By 2025 the IoT market will be worth $1.1 trillion according to the GSMA. There will be 25 billion IoT connections – both cellular and non-cellular.
Now show me the revenue. Well there is the bad news amid all the exciting potential. Because according to the GSMA only 5% of the IoT revenue is be for connectivity. That still equates to $55 billion, but spread over 100 major operators that comes down to about half a billion a piece. Nice if you can get it, but not enough to transform our fortunes.
It begs the question where the other 95% is going, and how we can get a piece of that. According to the GSMA, spending on IoT will comprise
- 5% on connectivity
- 68% on platforms, applications and services
- 27% on professional services.
There is a profound question in all of this, which is why connectivity itself is valued so little. But moving beyond that, the message from the GSMA is clear. B2B service providers need to expand beyond connectivity to build their share of that $1.1 trillion. And the report contains some hope.
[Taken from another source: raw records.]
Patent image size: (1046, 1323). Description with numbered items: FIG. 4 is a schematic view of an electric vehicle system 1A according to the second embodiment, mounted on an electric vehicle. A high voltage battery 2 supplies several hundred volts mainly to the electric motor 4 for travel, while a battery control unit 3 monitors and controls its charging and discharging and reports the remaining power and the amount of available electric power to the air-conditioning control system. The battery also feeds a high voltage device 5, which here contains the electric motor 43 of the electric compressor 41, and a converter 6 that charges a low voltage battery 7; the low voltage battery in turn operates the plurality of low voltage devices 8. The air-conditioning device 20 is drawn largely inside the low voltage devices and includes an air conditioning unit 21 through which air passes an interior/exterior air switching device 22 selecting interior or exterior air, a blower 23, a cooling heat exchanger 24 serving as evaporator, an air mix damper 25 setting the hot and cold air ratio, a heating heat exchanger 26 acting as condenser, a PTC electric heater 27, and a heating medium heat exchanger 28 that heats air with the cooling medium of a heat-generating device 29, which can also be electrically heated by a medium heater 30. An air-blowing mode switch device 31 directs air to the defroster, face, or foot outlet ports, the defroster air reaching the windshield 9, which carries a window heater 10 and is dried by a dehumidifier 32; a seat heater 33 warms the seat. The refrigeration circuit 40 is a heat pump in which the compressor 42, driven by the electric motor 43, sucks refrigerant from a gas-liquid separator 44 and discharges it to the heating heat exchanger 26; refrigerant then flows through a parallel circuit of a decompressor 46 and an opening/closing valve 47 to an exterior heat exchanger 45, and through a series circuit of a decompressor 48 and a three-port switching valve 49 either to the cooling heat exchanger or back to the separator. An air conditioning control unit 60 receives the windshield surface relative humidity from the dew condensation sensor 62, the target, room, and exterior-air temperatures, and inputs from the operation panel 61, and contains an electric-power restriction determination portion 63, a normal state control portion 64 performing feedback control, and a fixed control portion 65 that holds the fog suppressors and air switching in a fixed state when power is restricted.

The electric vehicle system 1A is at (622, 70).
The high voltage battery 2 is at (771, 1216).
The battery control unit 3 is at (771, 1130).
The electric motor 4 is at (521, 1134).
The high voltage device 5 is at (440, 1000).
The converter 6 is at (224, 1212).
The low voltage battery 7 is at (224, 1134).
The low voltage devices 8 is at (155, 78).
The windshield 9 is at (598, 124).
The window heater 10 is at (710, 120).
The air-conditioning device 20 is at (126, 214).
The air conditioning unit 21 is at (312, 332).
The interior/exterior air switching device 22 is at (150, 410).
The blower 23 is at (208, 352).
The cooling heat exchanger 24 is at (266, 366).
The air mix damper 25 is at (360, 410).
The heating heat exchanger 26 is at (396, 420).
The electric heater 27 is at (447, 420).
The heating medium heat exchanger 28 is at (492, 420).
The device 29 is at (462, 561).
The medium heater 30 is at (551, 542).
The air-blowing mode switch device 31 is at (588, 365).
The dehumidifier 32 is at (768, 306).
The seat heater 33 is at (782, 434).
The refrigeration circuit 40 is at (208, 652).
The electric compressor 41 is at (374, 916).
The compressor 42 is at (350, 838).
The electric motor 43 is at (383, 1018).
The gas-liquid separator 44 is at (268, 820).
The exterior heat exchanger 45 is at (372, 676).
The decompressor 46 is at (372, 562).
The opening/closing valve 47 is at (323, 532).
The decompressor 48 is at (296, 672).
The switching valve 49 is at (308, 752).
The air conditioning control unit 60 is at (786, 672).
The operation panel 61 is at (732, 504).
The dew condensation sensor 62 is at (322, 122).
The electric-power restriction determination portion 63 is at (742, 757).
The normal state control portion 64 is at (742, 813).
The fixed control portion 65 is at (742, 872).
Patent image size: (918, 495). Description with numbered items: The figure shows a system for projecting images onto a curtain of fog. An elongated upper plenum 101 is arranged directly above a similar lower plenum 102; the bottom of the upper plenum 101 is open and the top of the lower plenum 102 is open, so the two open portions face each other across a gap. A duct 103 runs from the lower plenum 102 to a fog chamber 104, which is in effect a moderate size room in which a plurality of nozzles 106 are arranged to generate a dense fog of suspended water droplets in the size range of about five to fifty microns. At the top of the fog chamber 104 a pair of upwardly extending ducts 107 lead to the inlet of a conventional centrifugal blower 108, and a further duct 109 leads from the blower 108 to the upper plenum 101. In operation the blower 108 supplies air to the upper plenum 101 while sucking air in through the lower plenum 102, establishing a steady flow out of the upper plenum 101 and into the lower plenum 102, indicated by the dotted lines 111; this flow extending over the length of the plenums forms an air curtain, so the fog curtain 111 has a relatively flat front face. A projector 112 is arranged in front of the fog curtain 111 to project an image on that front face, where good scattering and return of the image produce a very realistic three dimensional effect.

More than half the IoT connections (13.8 billion) will be for the industrial internet – ie vertical-specific applications and those within enterprises.
The question is, can B2B service providers expand into areas like security, managed services, professional services, consulting, data analytics and supplying applications – thereby increasing their share of the spend that’s available?
To do so requires a massive shift away from selling pipes to selling solutions. But the benefit of doing so is clearly highlighted in these figures.